Eviter les mauvaises compagnies
Djamila Kaboré est élève en classe de 4e au lycée John Kennedy à Ouidi. Même si elle reconnaît que les vacances scolaires riment avec repos, voyages…, elle dit ne pas avoir une autre alternative que d’exercer une activité commerciale. « Je n’ai pas le choix. Si pendant les vacances tu restes à la maison sans rien faire, tu n’auras pas d’argent de poche à la rentrée. C’est pour cela que j’aide ma mère à vendre ses condiments », souligne-t-elle. Si pour certains, cette activité est un moyen de s’offrir une « rentrée scolaire », pour d’autres, c’est un passe-temps. Abdoul Fathaf Ouédraogo, élève en classe de 5e au collège municipal de Boulmiougou, est de ceux-là. « Je n’ai rien à faire à la maison. Avec l’accord de mon père, je passe toutes mes journées dans sa boutique. A la fin de la journée, il me donne 200 F CFA », explique-t-il, tout sourire. Quant à Mahamadi Compaoré, élève en classe de Tle D au Groupe scolaire le Messager, il a décidé d’aider son frère aîné qui gère une boutique au marché de Sankaryaaré. « Comme je n’ai pas d’activités à mener pendant les vacances, je viens donner un coup de main à mon frère et c’est la famille qui gagne », affirme-t-il.

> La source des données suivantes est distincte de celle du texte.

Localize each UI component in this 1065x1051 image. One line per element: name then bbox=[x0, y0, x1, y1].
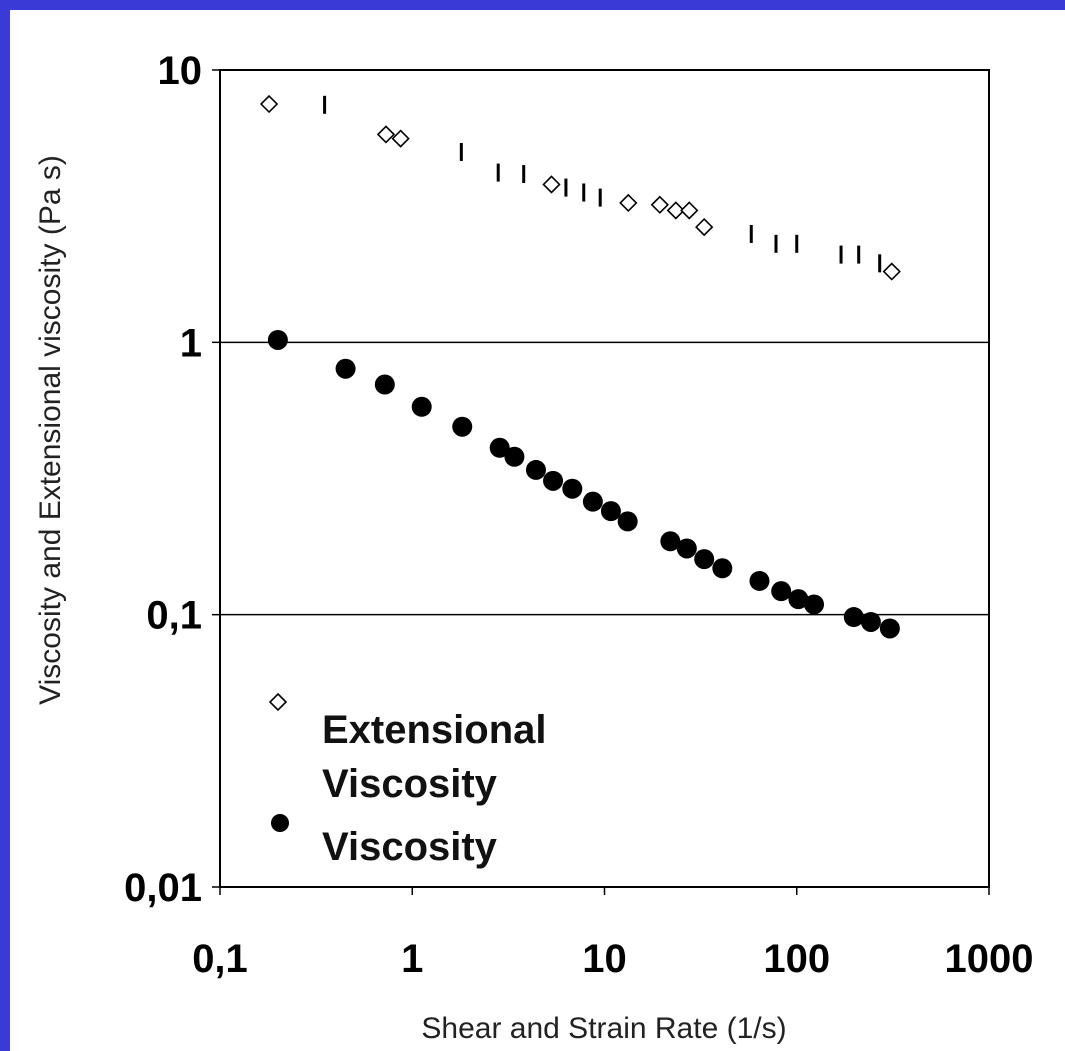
extensional-viscosity-bar-point bbox=[795, 234, 799, 253]
data-marks bbox=[259, 94, 901, 639]
extensional-viscosity-bar-point bbox=[323, 95, 327, 114]
extensional-viscosity-bar-point bbox=[496, 163, 500, 182]
legend-filled-circle-marker bbox=[271, 814, 289, 832]
viscosity-point bbox=[788, 589, 809, 610]
plot-border bbox=[219, 69, 990, 888]
extensional-viscosity-bar-point bbox=[857, 245, 861, 264]
extensional-viscosity-point bbox=[391, 129, 410, 148]
viscosity-point bbox=[617, 511, 638, 532]
extensional-viscosity-point bbox=[882, 262, 901, 281]
extensional-viscosity-point bbox=[666, 201, 685, 220]
extensional-viscosity-bar-point bbox=[459, 142, 463, 161]
y-tick-label: 0,01 bbox=[124, 866, 202, 910]
viscosity-point bbox=[676, 538, 697, 559]
legend: Extensional Viscosity Viscosity bbox=[268, 692, 547, 869]
extensional-viscosity-point bbox=[619, 193, 638, 213]
extensional-viscosity-point bbox=[376, 125, 396, 144]
x-axis-title: Shear and Strain Rate (1/s) bbox=[421, 1012, 786, 1045]
viscosity-point bbox=[843, 607, 864, 628]
extensional-viscosity-bar-point bbox=[564, 178, 568, 197]
viscosity-point bbox=[525, 459, 546, 480]
viscosity-point bbox=[374, 374, 395, 395]
legend-label-viscosity: Viscosity bbox=[322, 825, 498, 869]
x-tick-label: 100 bbox=[763, 937, 830, 981]
extensional-viscosity-point bbox=[680, 201, 699, 220]
viscosity-point bbox=[879, 618, 900, 639]
viscosity-point bbox=[267, 329, 288, 350]
x-tick-label: 0,1 bbox=[192, 937, 248, 981]
legend-open-diamond-marker bbox=[268, 692, 288, 712]
extensional-viscosity-point bbox=[542, 175, 561, 194]
extensional-viscosity-bar-point bbox=[749, 224, 753, 243]
viscosity-point bbox=[562, 478, 583, 499]
x-tick-label: 10 bbox=[582, 937, 627, 981]
viscosity-point bbox=[582, 491, 603, 512]
viscosity-point bbox=[543, 470, 564, 491]
viscosity-point bbox=[335, 358, 356, 379]
plot-area bbox=[220, 70, 989, 887]
viscosity-point bbox=[411, 396, 432, 417]
viscosity-point bbox=[712, 558, 733, 579]
extensional-viscosity-point bbox=[650, 195, 669, 214]
chart-frame: 0,1 1 10 100 1000 0,01 0,1 1 10 Shear and Strai… bbox=[10, 10, 1065, 1051]
viscosity-point bbox=[600, 501, 621, 522]
viscosity-point bbox=[749, 570, 770, 591]
chart: 0,1 1 10 100 1000 0,01 0,1 1 10 Shear and Strai… bbox=[34, 49, 1033, 1045]
y-tick-label: 0,1 bbox=[146, 594, 202, 638]
extensional-viscosity-point bbox=[695, 217, 714, 237]
extensional-viscosity-bar-point bbox=[598, 188, 602, 207]
viscosity-point bbox=[694, 549, 715, 570]
y-axis-title: Viscosity and Extensional viscosity (Pa … bbox=[34, 155, 67, 705]
extensional-viscosity-bar-point bbox=[522, 165, 526, 184]
tick-marks bbox=[212, 69, 990, 895]
y-tick-labels: 0,01 0,1 1 10 bbox=[124, 49, 202, 910]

Sur décision personnelle ou sur proposition des parents, la plupart des élèves parcourent les artères de la ville sans aucun complexe. Pour ces vacanciers-commerçants, ces activités lucratives leur permettent de réduire, d’une manière ou d’une autre, les charges des parents. Cela, soutiennent-ils, est d’autant plus nécessaire au regard de l’augmentation, d’année en année des frais de scolarité. Les activités permettent aussi d’être à l’abri des mauvaises compagnies. « Dans mon quartier, les enfants qui ne font rien sont des voleurs. Aussi, rester à la maison sans rien faire peut nous amener à avoir de la mauvaise compagnie. Toute chose qui peut impacter négativement notre comportement et nos études », explique Martin Ouédraogo.
Et les droits des enfants !
Ces activités que mènent les enfants ne sont-elles pas en contradiction avec leurs droits ? Selon la directrice de la Protection contre les violations des droits humains, Kadidia Ouédraogo/Zabsonré, l’enfant est la personne âgée de moins de 18 ans, sauf si la majorité est atteinte plus tôt, en vertu de la législation qui lui est applicable. « Cela signifie, en principe, que l’enfant est la personne âgée de moins de 18 ans sauf, si au regard des réalités de chaque Etat, la majorité est acquise plus tôt », explique-t-elle.
Et de dire que la loi du 14 septembre 2004 portant Code du travail, en son article 147, dispose que : « l’âge minimum d’admission à tout type d’emploi ou de travail ne doit pas être inférieure à 15 ans ». Outre cette disposition, affirme la conseillère en droits humains, le décret de 2009 portant détermination de la liste des travaux dangereux interdits aux enfants au Burkina Faso en son article n°2 indique que : « sont des travaux dangereux interdits aux enfants des deux sexes, les travaux qui, par leur nature ou les conditions dans lesquelles ils s’exercent, sont susceptibles de nuire à la santé, à la sécurité ou à la moralité de l’enfant ».
A en croire Kadidia Ouédraogo/Zabsonré, l’enfant dont l’âge est compris entre 15 et 18 ans peut exercer des activités qui ne portent pas atteinte à son intégrité morale, physique et à sa dignité. C’est la raison pour laquelle, souligne-t-elle, le Code du travail en son article 148 interdit les pires formes de travail des enfants. Elle cite, entre autres, la vente et la traite des enfants, l’utilisation et le recrutement d’un enfant à des fins de prostitution, d’activités illicites comme la production et le trafic de stupéfiant.